Applications of valuation rings Some background:
I am in the process of writing a research paper for an undergraduate abstract algebra course. I've chosen to write my paper on valuation rings and discrete valuation rings. The goal of the paper is to broaden my own and my classmates' understanding of abstract algebra by independently researching a topic not covered in the course. So far, my paper consists of surveying the properties of valuation rings and giving examples of valuation rings.
What I would like to know:
I would like to be able to comment on how valuation rings are utilized in various fields of mathematics. Thus far I've had a hard time finding examples that are both explicit and accessible to me, as all of the literature I've found on valuation rings have been graduate texts. It seems like valuation rings are often used in number theory and algebraic geometry, but how are they applied in those fields? What other fields find valuation rings of significant usefulness, and how are they applied? I would also find so-called real world applications useful for my understanding of the topic, but personally I'm more interested in how mathematicians make use of them.
Assume I know linear and abstract algebra at an undergraduate level. Do not assume I know very much about geometry, number theory, or analysis. I'm currently taking a differential geometry course, but what I'm learning seems entirely separate from anything I've seen relating valuation rings to geometry.
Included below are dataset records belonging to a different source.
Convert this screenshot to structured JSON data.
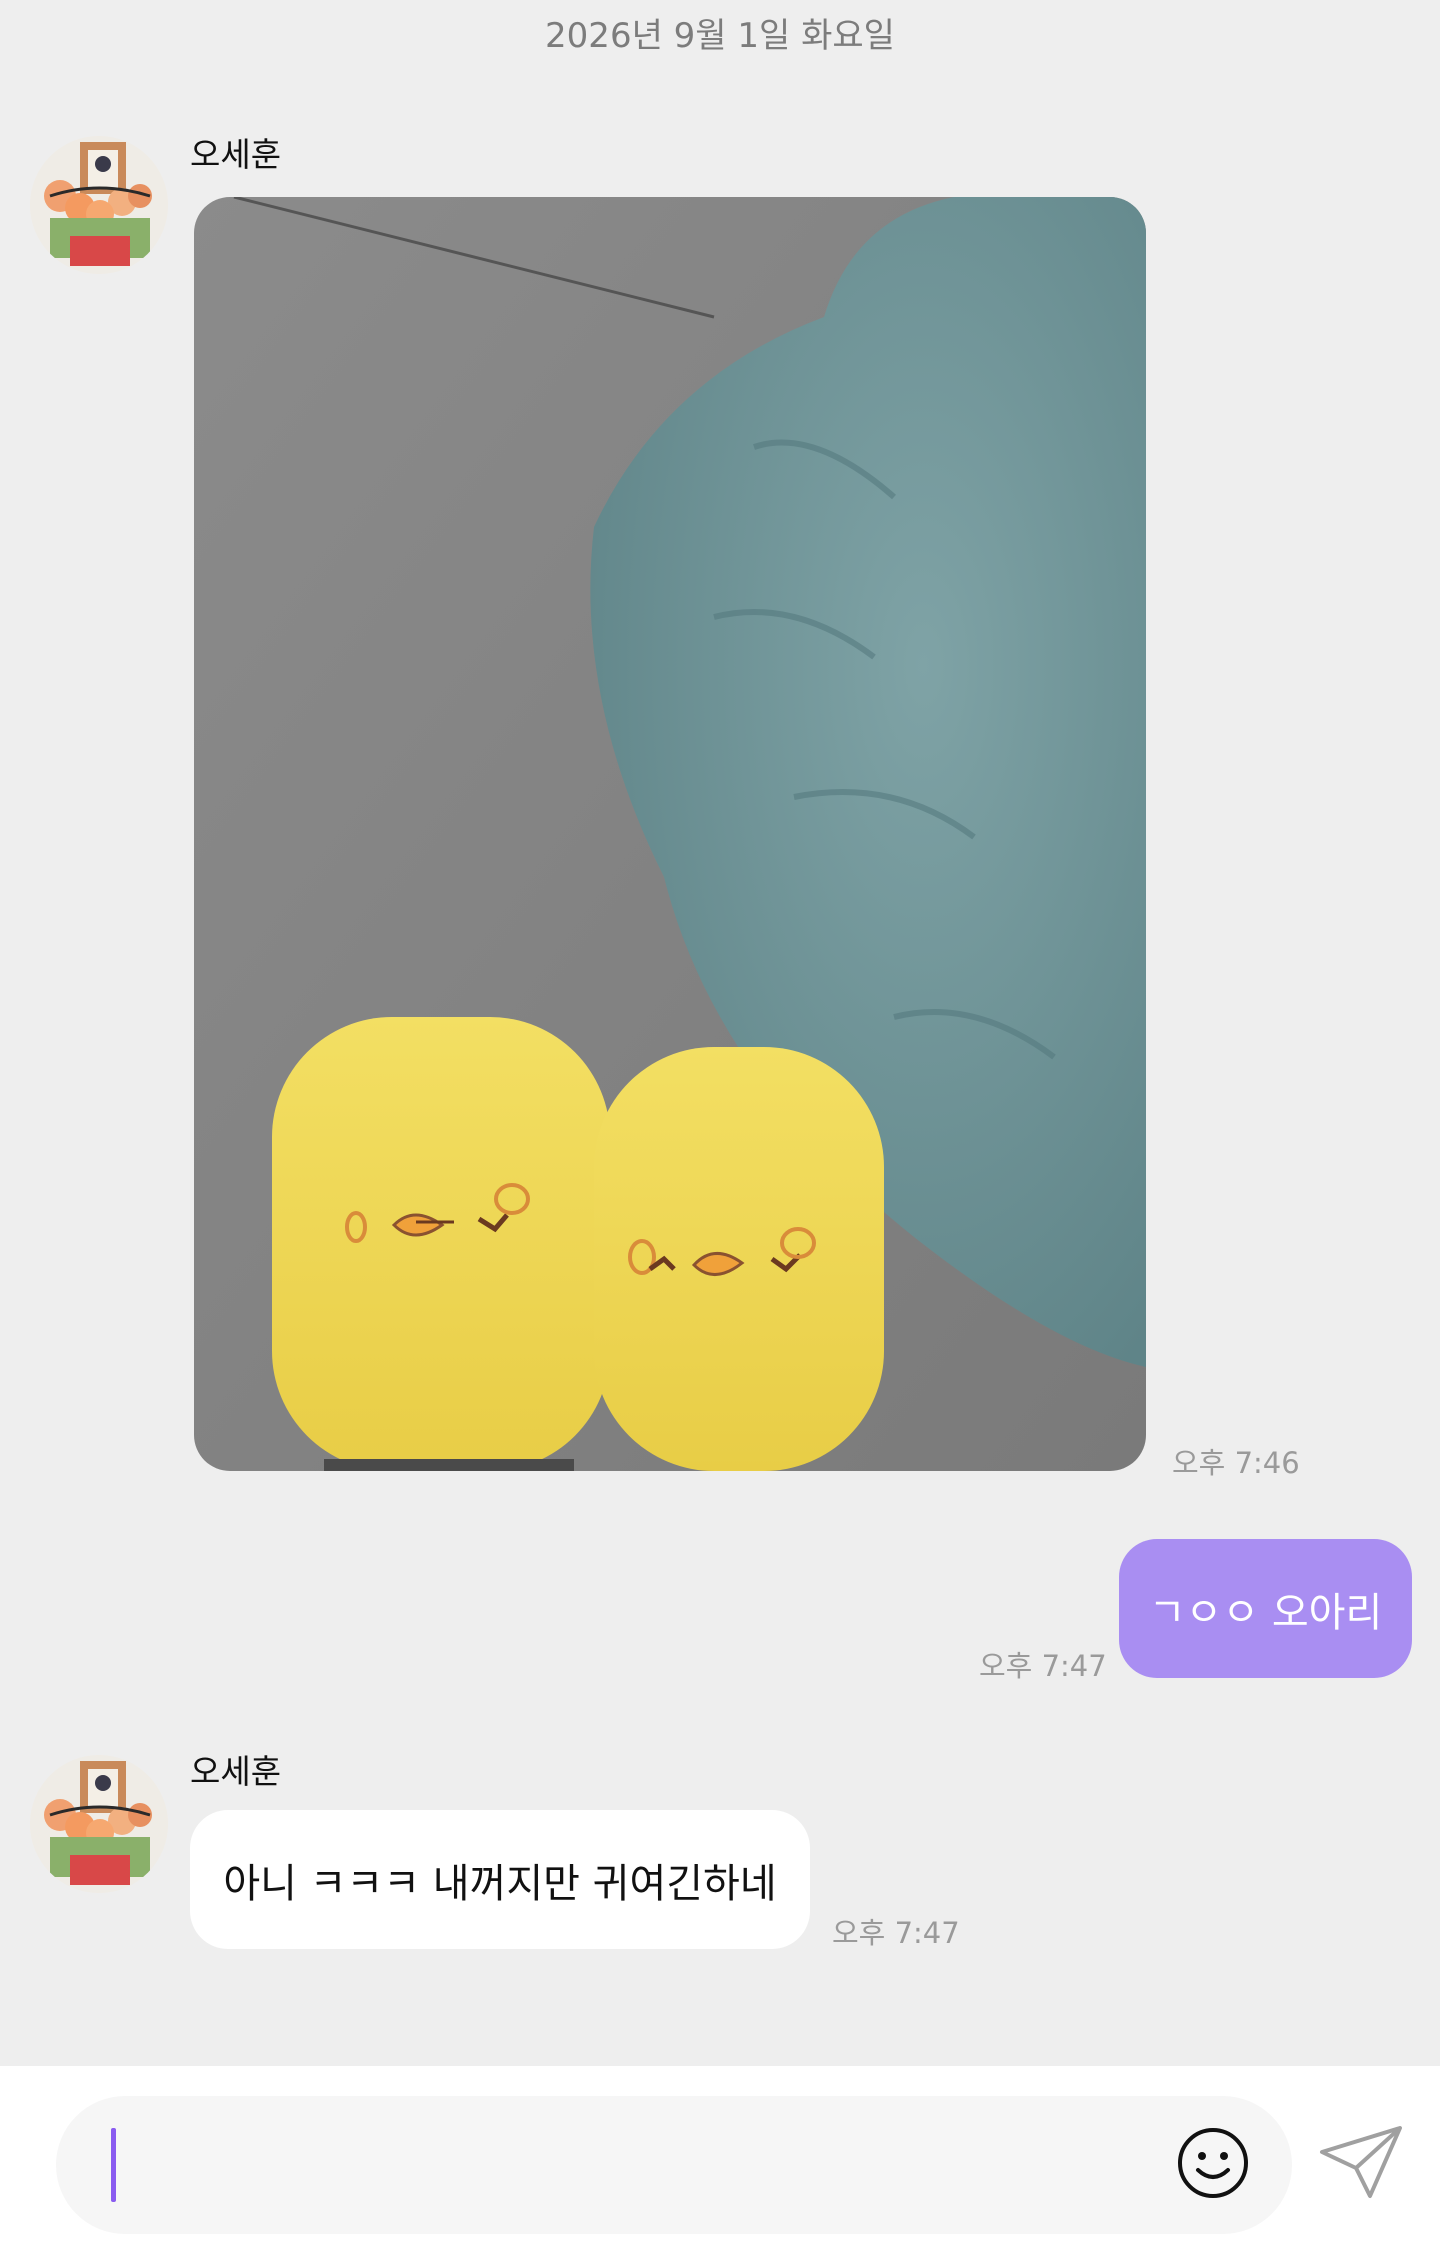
{
  "header": {
    "date": "2026년 9월 1일 화요일"
  },
  "messages": [
    {
      "sender": "오세훈",
      "type": "photo",
      "time": "오후 7:46"
    },
    {
      "type": "outgoing_text",
      "text": "ㄱㅇㅇ 오아리",
      "time": "오후 7:47"
    },
    {
      "sender": "오세훈",
      "type": "incoming_text",
      "text": "아니 ㅋㅋㅋ 내꺼지만 귀여긴하네",
      "time": "오후 7:47"
    }
  ],
  "composer": {
    "emoji_icon": "smiley-icon",
    "send_icon": "paper-plane-icon"
  },
  "colors": {
    "background": "#eeeeee",
    "outgoing_bubble": "#a98ef2",
    "incoming_bubble": "#ffffff",
    "caret": "#8a5cf0"
  }
}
My apologies for the broad question. Please let me know if I can clarify or specify in any way.
 A: A very natural set of examples come from number theory(which is apparently where the name divisor comes from!), namely number fields (i.e. finite extensions of the field of rational numbers $\mathbf{Q}$). The simplest case is $\mathbf{Q}$ itself considered as such an extension. One fixes a prime number $p$, and given any rational number $\alpha = \frac{a}{b}$ write $\alpha$ as $p^n\frac{a'}{b'}$ where the integers $a'$ and $b'$ are relatively prime and are not divisible by the fixed prime number $p$. It is easy to see (but needs proof) that such an $n \in \mathbf{Z}$ is uniquely determined(this is simply because $\mathbf{Z}$ is a unique factorization domain). Then, one gets a function on $\mathbf{Q}$ by defining $\nu_p(\frac{a}{b}):=n$, as found above. It is then an exercise to prove that $\nu_p$ is a valuation on $\mathbf{Q}$. It turns out that (Theorem of Ostrowski) apart from the usual absolute value, these are all valuations on $\mathbf{Q}$. 
A parallel line of construction can be carried out by replacing $\mathbf{Q}$ with the field of rational functions over an algebraically closed field $k$, namely $k(X)$. In this case for any element $\alpha \in k$, there is a unique integer $n$ so that:
$$f(X) = \frac{p(X)}{q(X)} = (X-\alpha)^n\frac{p'(X)}{q'(X)};$$
where $p'$ and $q'$ are relatively prime polynomials in $k[X]$. As was the case before, $k[X]$ is a UFD, hence $n$ is uniquely determined. Once again, we define $\nu_\alpha(f(X)) := n$. One must check that this defines a valuation on $k(X)$. An analogue for Ostrowski's theorem is still valid here with the only remaining function on $k(X)$ defining a valuation being the $\mathrm{deg}$ function: which is defined as the difference of the degrees of $p$ and $q$. 
It must be stressed that the construction for $\mathbf{Q}$ can be carried out for any number field, and the construction for $k(X)$ can be carried out for any algebraic curve.
There is, of course, the tropical geometry world where valuations play a central role. this tool is used frequently to solve, at least, certain enumerative problems in algebraic geometry. 
A: If you're familiar with complex analysis, the collection of meromorphic functions on an open subset $U \subseteq \mathbb{C}$ can be endowed with many discrete valuations, one for each point of $U$.  Given a meromorphic function $f$, for each $a \in U$ we can write $f(z) = (z - a)^v g(z)$ for some $v \in \mathbb{Z}$, where $g$ is a function holomorphic at $a$ with $g(a) \neq 0$.  We define the order (of vanishing) of $f$ at $a$, denoted $\operatorname{ord}_a(f)$, to be this $v$.  One can show that $\operatorname{ord}_a$ is a discrete valuation.
Similarly, in algebraic geometry DVRs can be used to measure the order of vanishing of a function at a point.  Given a curve $C$ and a point $P \in C$, then the local ring at the point $P$ is a DVR iff $C$ is nonsingular at $P$.  Basically, a function $f$ regular at $P$ has order of vanishing $v$ if $f \in \mathfrak{m}^v$ and $v$ is the smallest such positive integer, where $\mathfrak{m}$ is the maximal ideal corresponding to $P$.
This also allows us to detect the singularities of a curve algebraically.  For instance, consider the cuspidal cubic $C: y^2 = x^3$.  The origin is a singular point of $C$, as is clear from looking at a plot of the curve, or by computing partial derivatives, and this is reflected by the fact that the local ring $\left(\frac{k[x,y]}{(y^2 - x^3)}\right)_{(x,y)}$ is not a DVR.